Captures life in 1980's middle England perfectly, disturbingly realistic depictions of small village & comprehensive school drudgery.
A subtle coming of age story with one drawback, the narration.
If the lead character of a novel is a 13 year old boy please audible, pretty please hire an English actor.
The pronunciation of vowel sounds by this narrator are incredibly jarring. Pretty clearly an American doing an English accent and not all that badly EXCEPT for all of his vowel sounds!
Not being English also leads to the narrator woefully mispronouncing place names and butchering regional accents that are scattered throughout the book.
The narrators rhythm and acting skills are really quite good but he shouldn't be reading English characters without some guidance. Easier just to hire a Brit in the future, PLEASE!
Black Swan Green is beautifully read and immediately captures the listener's attention by the skill of the writing as well. Told from the point of view of a thirteen year old boy we witness not only his coming of age story, but also the picture of a particular historical moment in Great Britain. The young boy's insight grows not only in relation to his own immediate world but also in terms of political consciousness and his relationship to his parents and family. The story was raw as it demonstrates the awful cruelty of the young, honestly told in the way few novels achieve, without bitterness or rancor...it's just the way things are in this world and learning to deal with that reality is the act of growth that transforms the narrator. The reader is so perfect for this book I can't imagine it being read better.
I loved this book.

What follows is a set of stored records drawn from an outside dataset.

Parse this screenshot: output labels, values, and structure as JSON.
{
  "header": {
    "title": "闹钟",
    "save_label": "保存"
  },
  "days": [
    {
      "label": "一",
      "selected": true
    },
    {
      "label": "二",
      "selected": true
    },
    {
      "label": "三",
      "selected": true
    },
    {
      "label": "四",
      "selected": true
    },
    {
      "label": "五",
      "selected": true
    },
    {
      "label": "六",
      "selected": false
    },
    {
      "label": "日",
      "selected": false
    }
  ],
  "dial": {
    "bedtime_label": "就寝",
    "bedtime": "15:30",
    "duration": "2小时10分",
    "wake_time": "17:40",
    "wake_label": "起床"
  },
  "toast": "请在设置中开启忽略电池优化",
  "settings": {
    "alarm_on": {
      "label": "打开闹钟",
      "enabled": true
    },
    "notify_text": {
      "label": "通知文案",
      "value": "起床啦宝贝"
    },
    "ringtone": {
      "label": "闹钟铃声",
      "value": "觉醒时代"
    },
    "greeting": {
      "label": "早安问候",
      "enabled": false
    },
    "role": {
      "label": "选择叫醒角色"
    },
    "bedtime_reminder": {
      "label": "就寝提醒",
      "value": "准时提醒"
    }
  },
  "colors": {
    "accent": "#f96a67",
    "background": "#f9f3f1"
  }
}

The narrator was top-notch, and the story was engrossing. I found myself worrying about Jason at odd times during the day and night, when I wasn't listening to the book. There were also some really memorable phrases, the kind you hear, stop the the player, and think, "I've got to remember that one."
Especially in the second half or so of the book, the narrator really shines at doing all the voices, from the odd accent of old Madame Cromerlinck to the Gypsies and the horrid gossipy vicar's wife.
This is an enjoyable audiobook. Very easy to listen to, excellent narration. We've all been in similar situations to those encountered by Jason. We can all identify.
Just a really great story and easier to follow than Mitchell's other work- Could Atlas. Of the two, I preferred this one, although both are beautifully written. On the surface the story appears straightforeward, but then makes strange turns. I generally dislike literal novels and prefer immersive fantasy, but this was some of both.
My interests run to psychology, popular science, history, world literature, and occasionally something fun like Jasper Fforde. It seems like the only free time I have for reading these days is when I'm in the car so I am extremely grateful for audio books. I started off reading just the contemporary stuff that I was determined not to clutter up my already stuffed bookcases with. And now audio is probably 90% of my "reading" matter.
I was blown away by Cloud Atlas so I had to give this a try. Initially, I was disappointed that there were no clever postmodern devices. This is a straightup narrative of the life of a 13-year-old boy. And I was initially skeptical since I've always thought this genre was done to death by American authors. It pains me to say it, but Mitchell does this better than any American author I've come across. Plus, it's just plain better than any YA novel I've come across period. It's totally accessible to the YA audience but it's not marketed that way. And while he may eschew postmodern gimmicks here, there's a sophisticated structure underlying it. What seems like a simple slice of life book is actually composed of a number of interlocking storylines that ultimately all contribute to our young protagonist's understanding of his world. There just seems to be no limit to the talents of David Mitchell.